Build vs Buy

Working in enterprise situations, you hear a lot about build vs buy: is it cheaper to create an IT solution yourself, or buy-in a solution from a third-party? It’s not always down to cost, obviously – other factors apply like requirements, security, privacy, integration into other systems, the supplier’s financial solidity, etc.

But ultimately, those are the two options. And they apply as much to the indiehacker community as to the enterprise one.

Let me give you an example:

I’ve been looking into building the mobile app for Notifium.
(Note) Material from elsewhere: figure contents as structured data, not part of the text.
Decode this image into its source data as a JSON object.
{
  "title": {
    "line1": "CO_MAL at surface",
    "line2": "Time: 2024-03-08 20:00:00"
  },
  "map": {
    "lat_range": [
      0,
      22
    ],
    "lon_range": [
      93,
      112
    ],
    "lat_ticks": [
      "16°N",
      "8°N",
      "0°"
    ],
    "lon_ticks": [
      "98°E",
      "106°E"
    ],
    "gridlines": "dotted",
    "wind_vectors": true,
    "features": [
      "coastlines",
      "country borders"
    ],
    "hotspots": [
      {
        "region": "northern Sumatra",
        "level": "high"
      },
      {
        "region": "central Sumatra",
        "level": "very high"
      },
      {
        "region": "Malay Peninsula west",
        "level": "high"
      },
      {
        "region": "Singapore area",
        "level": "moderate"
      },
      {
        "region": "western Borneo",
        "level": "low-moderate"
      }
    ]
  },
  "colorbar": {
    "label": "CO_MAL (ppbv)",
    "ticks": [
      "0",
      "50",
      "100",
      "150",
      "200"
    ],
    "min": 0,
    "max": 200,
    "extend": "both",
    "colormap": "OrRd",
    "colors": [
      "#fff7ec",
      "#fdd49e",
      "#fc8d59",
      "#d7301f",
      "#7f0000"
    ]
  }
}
I’m not a natural mobile developer and turning raw code into a compiled application for the app stores can be complex, particularly with Apple. So I’ve looked at a few solutions to help out on this.

The first was Ionic. They are a huge player in the mobile app space, and rightly so. They’ve brought a lot of value to the community, but are now very much gearing up to the larger customers, which puts even their cheapest “mobile build” solution out of the price bracket that smaller indie creators can afford, particularly if they’re in countries where the US dollar is expensive to buy with.
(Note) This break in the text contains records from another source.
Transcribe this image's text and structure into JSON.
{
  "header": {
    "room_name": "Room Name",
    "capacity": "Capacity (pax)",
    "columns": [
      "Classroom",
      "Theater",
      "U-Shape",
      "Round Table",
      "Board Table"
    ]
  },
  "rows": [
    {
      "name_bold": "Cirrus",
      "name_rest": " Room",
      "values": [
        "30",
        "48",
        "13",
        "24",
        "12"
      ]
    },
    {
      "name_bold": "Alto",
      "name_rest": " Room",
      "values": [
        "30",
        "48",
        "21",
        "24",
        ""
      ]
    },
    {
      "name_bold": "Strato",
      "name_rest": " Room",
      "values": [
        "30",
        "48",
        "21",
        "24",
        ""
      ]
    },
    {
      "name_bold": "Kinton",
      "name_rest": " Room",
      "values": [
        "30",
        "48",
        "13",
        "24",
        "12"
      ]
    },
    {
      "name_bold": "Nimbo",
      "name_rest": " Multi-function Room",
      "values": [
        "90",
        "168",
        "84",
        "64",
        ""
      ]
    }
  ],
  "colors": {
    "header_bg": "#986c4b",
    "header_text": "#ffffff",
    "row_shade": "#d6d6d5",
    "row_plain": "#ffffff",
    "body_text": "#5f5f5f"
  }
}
Additionally, from a personal point of view, I was using them for a while in the past, but then I hit a problem where my build was failing. So I reached out to support, who (to cut a long story short) said “it’s a problem with your app and we can’t offer you the detailed logs to help you try to fix it”.

That was the end of my relationship with all things Ionic.

So I just worked on the Android build for a while (which I can do on my Windows laptop), getting it to the point where I had a reliable process, then worked on the web UI for the admin tool. I’ve now come back to the mobile app, and need to build for iOS.

I don’t have mac. And Apple, in their glorious wisdom, have decided that you can’t submit an app to their app store unless you do it from a mac.

(This kind of thing is one of many reasons why I’ll never have an Apple product, ironically).

As a result, I’m currently trying Bitrise. I like Bitrise. They’ve been around for years, have a very flexible build process, support iOS builds and submission to the app store, so they tick all the boxes.

I built an template app using Cordova (the framework I’m using to build the mobile apps) – just a “hello world” kind of app, and it built on Bitrise without any issue.

Fantastic, I thought.

So I imported the actual Notifium app, and I hit a permission issue. Not with my code, but with Bitrise’s standard Cordova build workflow, and a standard Cordova set of files. So now we’re bouncing back and forth doing debugging via support tickets, which is a painful process.

So whilst that’s dragging along, I’m now renting a virtual Mac to see if I can get a process working that at least:

A. Works

B. I can debug

C. I can debug *quickly*

…

And yet people wonder why indie hackers sometimes build their own solution rather than use someone elses.